Il problema è vostro

«Cosa ho provato quando l’ho saputo? Mi sono sentita crollare il mondo addosso». Non usa giri di parola Giulia Logiacco, madre di Jacopo. «La reazione immediata è stata cercare altri pareri capaci di smentire la prima diagnosi. Da lì inizia un lungo peregrinaggio, che nel nostro caso si è concluso con il riscontro di un peggioramento, un parto prematuro e l’accettazione dello stato di salute di nostro figlio», ricorda. «In particolare Jacopo ha tutte le componenti della sindrome Charge, ma durante l’ospedalizzazione è risultato negativo al test. Mio marito ed io non abbiamo risposto allo stesso modo alla notizia, mentre a nostra figlia Lavinia è bastato sapere che il suo fratellino era nato. Nei suoi disegni lo ritrae come un eroe. Nel frattempo io ho perso il mio posto in azienda e non ne ho più trovato un altro. Non mi importa: mio figlio ha bisogno di me. Se anche trovassi un datore di lavoro disposto a concedermi più permessi, la mancanza di personale addetto all’assistenza domiciliare non mi permetterebbe di muovermi da casa. Il messaggio che arriva dalle istituzioni è che il problema è il nostro e ce lo dobbiamo risolvere da soli.
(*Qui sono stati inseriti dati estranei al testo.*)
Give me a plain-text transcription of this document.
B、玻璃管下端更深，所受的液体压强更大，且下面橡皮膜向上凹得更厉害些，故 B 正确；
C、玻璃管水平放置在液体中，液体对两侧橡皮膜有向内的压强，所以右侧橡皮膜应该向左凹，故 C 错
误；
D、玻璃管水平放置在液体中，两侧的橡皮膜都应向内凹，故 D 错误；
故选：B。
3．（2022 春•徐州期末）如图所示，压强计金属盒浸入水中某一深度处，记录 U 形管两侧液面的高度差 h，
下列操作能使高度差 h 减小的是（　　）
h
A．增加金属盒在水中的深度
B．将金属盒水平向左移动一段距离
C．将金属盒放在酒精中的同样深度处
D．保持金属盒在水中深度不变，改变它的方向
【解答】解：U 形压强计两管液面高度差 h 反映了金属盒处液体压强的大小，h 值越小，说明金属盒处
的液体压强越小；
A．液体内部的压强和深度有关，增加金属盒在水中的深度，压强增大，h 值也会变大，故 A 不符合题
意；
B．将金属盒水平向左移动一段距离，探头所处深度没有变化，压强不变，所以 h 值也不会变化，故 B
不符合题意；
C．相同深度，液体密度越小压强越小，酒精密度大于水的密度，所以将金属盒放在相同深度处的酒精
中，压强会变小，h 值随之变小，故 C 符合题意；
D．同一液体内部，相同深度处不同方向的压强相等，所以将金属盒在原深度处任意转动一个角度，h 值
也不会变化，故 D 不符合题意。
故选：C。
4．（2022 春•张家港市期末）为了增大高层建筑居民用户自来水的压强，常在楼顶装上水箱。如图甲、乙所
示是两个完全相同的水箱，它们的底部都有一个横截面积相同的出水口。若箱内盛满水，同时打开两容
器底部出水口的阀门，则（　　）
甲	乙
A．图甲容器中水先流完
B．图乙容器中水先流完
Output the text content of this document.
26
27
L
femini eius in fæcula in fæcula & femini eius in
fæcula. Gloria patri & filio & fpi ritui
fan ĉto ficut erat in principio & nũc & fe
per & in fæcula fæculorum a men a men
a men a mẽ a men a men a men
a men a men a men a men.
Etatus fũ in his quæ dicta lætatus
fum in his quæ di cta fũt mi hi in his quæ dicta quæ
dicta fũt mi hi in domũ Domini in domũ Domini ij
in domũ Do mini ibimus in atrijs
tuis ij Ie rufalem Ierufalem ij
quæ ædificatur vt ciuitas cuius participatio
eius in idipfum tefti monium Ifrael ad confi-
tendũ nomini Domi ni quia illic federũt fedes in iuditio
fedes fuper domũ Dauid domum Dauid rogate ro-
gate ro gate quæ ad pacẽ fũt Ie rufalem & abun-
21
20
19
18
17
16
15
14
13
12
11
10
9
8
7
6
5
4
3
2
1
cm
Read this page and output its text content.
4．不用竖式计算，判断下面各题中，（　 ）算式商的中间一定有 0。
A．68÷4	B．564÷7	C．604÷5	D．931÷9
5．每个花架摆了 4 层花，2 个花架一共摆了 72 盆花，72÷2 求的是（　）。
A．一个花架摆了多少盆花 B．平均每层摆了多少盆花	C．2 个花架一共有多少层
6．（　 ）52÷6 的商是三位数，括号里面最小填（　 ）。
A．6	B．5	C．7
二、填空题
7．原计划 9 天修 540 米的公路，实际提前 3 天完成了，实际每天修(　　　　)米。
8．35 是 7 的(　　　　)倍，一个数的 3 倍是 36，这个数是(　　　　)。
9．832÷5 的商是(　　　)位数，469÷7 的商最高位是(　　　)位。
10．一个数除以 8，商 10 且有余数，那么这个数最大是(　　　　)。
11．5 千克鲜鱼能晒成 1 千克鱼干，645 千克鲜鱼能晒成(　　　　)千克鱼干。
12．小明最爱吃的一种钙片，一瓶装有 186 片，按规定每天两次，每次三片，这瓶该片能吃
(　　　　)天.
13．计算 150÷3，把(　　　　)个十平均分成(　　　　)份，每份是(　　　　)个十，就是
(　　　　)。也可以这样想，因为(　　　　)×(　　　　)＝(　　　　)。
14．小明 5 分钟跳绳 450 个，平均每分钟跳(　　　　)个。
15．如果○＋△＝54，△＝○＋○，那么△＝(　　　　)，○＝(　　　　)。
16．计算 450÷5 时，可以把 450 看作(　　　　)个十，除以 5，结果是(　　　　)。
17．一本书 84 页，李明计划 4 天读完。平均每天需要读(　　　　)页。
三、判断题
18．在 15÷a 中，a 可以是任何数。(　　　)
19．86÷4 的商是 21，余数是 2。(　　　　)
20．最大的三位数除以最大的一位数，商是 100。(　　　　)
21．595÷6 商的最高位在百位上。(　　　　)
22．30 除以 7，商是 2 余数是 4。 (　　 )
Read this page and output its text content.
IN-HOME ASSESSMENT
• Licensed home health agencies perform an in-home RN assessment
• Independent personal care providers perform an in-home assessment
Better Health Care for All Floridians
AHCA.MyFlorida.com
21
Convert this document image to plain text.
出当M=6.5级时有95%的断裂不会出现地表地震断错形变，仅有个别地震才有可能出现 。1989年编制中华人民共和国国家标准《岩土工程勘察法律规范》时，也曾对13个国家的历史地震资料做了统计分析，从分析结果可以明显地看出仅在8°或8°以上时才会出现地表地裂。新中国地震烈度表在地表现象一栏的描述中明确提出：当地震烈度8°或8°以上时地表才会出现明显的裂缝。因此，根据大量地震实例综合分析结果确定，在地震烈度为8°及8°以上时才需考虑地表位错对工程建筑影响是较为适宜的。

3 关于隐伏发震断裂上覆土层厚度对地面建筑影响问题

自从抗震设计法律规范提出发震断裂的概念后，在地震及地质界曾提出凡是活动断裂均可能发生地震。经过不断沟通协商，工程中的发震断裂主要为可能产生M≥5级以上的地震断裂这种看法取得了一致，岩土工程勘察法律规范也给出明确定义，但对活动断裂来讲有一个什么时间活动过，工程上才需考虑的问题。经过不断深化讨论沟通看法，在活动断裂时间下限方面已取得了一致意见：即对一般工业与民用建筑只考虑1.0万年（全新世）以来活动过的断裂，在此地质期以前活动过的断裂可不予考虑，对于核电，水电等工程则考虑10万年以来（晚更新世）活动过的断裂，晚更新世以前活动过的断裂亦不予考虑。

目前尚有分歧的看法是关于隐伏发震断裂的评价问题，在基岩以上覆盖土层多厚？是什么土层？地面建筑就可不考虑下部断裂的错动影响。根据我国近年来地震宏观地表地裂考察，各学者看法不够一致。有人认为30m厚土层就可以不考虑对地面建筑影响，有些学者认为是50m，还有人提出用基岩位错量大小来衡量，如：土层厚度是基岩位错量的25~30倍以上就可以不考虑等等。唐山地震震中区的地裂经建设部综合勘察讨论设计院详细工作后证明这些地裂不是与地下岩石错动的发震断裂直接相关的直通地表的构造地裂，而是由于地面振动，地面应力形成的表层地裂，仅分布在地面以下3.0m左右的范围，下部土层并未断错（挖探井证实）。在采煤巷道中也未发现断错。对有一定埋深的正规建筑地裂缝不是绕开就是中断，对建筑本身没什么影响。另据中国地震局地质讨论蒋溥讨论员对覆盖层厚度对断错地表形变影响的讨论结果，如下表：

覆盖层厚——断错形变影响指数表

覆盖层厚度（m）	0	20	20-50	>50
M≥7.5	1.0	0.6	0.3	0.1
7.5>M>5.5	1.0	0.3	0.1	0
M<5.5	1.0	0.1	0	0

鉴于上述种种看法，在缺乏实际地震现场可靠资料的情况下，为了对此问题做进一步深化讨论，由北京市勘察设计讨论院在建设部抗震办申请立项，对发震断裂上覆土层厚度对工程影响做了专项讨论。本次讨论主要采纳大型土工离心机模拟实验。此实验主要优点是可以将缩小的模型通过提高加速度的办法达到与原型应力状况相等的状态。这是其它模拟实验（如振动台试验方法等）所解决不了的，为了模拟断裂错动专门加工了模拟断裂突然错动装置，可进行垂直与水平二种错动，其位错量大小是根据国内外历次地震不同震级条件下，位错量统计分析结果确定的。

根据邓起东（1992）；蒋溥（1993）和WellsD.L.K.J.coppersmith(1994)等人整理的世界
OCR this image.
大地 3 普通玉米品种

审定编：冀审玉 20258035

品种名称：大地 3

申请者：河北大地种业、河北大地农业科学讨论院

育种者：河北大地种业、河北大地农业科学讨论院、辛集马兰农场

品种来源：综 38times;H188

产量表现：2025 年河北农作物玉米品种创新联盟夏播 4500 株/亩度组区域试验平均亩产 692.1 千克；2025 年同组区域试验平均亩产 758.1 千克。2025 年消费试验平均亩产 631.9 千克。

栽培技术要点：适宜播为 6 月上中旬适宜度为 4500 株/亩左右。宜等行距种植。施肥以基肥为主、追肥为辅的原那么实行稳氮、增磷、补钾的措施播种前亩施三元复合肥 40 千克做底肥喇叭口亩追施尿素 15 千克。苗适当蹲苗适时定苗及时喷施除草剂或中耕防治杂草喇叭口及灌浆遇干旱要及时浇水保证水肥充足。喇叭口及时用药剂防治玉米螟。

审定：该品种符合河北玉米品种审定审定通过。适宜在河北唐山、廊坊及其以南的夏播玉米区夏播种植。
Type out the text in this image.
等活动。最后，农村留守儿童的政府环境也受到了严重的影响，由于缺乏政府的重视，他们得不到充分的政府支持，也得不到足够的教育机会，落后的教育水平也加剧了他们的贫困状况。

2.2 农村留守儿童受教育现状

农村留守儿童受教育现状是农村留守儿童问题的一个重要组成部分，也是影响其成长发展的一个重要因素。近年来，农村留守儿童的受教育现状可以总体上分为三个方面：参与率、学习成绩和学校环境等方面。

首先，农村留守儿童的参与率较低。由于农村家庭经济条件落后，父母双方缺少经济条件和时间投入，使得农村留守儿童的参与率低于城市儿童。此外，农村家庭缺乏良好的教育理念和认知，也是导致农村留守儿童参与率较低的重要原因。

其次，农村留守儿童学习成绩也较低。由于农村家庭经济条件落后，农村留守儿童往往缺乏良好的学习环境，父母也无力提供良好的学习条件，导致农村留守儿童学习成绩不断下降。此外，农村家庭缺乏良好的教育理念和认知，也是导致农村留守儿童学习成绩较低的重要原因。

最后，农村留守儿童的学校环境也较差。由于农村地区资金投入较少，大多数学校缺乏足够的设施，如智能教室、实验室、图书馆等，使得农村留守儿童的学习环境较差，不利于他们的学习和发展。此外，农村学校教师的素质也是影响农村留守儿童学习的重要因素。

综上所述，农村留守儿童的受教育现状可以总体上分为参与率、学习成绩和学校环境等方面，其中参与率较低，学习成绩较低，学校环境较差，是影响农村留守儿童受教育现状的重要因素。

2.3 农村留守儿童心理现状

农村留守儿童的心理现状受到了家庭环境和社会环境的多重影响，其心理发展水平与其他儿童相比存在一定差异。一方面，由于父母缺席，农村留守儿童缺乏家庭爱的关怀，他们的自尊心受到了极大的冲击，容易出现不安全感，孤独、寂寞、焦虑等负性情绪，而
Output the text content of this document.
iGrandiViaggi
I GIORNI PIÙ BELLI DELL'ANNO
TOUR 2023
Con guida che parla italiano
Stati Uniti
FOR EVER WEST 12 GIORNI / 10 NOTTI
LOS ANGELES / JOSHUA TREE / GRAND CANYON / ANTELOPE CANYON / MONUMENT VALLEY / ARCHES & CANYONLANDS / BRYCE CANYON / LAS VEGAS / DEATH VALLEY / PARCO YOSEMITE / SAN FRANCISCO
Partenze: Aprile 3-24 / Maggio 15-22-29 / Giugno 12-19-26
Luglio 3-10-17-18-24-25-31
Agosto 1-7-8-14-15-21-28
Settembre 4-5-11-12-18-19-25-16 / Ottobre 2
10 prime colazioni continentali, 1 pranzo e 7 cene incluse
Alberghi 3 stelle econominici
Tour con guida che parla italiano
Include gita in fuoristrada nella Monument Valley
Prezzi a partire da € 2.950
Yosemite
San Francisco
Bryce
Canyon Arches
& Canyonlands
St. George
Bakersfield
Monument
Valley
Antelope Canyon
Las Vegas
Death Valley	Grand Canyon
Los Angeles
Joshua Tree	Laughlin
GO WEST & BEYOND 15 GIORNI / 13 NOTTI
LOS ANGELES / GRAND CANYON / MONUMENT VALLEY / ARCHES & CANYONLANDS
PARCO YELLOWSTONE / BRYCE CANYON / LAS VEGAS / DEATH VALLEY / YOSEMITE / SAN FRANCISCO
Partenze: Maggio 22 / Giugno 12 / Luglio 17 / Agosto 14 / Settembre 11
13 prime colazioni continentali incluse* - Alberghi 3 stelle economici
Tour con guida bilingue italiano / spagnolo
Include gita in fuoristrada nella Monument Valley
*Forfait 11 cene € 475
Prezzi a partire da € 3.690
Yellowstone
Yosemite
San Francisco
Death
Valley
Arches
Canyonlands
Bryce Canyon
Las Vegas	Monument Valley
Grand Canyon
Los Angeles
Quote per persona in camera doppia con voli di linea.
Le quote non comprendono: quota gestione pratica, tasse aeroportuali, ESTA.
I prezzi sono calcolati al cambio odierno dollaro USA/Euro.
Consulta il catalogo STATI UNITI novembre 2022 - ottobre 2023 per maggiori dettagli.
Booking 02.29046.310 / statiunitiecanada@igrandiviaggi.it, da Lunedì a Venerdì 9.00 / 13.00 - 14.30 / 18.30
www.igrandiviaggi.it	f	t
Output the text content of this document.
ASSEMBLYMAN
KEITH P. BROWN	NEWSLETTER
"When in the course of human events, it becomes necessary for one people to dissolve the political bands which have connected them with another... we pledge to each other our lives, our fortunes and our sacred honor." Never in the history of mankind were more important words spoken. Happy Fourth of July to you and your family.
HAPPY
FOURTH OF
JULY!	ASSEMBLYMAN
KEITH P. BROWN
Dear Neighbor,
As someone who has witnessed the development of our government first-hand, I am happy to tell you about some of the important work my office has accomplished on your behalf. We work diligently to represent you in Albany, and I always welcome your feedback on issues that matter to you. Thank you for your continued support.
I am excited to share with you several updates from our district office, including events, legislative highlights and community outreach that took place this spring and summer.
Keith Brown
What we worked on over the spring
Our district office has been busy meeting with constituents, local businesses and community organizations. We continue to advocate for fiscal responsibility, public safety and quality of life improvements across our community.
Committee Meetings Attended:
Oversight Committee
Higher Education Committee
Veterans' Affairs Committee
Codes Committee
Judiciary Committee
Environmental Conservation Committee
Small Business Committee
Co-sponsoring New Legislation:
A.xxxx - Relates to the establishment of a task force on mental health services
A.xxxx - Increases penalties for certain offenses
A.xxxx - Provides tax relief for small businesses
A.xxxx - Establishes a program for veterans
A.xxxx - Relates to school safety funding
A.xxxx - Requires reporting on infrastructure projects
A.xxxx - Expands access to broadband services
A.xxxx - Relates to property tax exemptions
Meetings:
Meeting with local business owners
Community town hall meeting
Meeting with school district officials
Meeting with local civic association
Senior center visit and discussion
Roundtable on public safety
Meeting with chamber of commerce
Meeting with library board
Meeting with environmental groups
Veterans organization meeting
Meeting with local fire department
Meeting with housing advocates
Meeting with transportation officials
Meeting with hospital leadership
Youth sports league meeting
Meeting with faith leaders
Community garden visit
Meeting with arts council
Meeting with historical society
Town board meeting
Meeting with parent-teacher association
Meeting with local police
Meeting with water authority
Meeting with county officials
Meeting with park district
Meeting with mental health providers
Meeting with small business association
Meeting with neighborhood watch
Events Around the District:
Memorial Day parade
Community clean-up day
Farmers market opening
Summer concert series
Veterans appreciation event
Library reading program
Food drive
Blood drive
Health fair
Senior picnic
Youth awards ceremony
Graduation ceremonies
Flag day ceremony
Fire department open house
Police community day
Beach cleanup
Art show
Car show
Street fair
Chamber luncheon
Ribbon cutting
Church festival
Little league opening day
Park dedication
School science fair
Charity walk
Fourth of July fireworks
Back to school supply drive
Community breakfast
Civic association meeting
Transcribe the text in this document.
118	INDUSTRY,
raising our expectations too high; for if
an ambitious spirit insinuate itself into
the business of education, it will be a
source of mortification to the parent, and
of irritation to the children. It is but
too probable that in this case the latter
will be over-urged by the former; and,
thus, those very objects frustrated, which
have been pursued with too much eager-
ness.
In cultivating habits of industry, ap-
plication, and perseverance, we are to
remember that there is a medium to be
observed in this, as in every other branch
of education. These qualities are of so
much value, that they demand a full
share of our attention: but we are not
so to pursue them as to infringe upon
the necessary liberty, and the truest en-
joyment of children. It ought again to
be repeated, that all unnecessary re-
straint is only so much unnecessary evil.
Al futuro non voglio pensarci: spero solo di avere abbastanza forze per stare vicino a mio figlio il più lungo possibile e fare in modo di non lasciare alla sorella una situazione più grande di lei».

Trovare la forza

Il caso di Marika Punzo invece è emblematico di come si possa crescere insieme alla disabilità. «A me è stata diagnosticata un’artrite idiopatica all’età di tredici anni e oggi lavoro come infermiera all’ospedale Sant’Eugenio», sottolinea. «Non mi libererò mai della malattia, ma ho imparato a conviverci. Nonostante le tante assenze a scuola non ho mai perso un anno. Per tanto tempo ho lavorato come libera professionista evitando lavori troppo pesanti. Adesso esercito la mia professione in un reparto che non richiede eccessivi sforzi fisici. Il domani è un pensiero ricorrente: se un giorno starò male e non riuscirò ad alzarmi? Se dovessi avere un figlio? Dubbi sacrosanti che non ottundono l’aspetto più importante: trovare sempre la forza per andare avanti».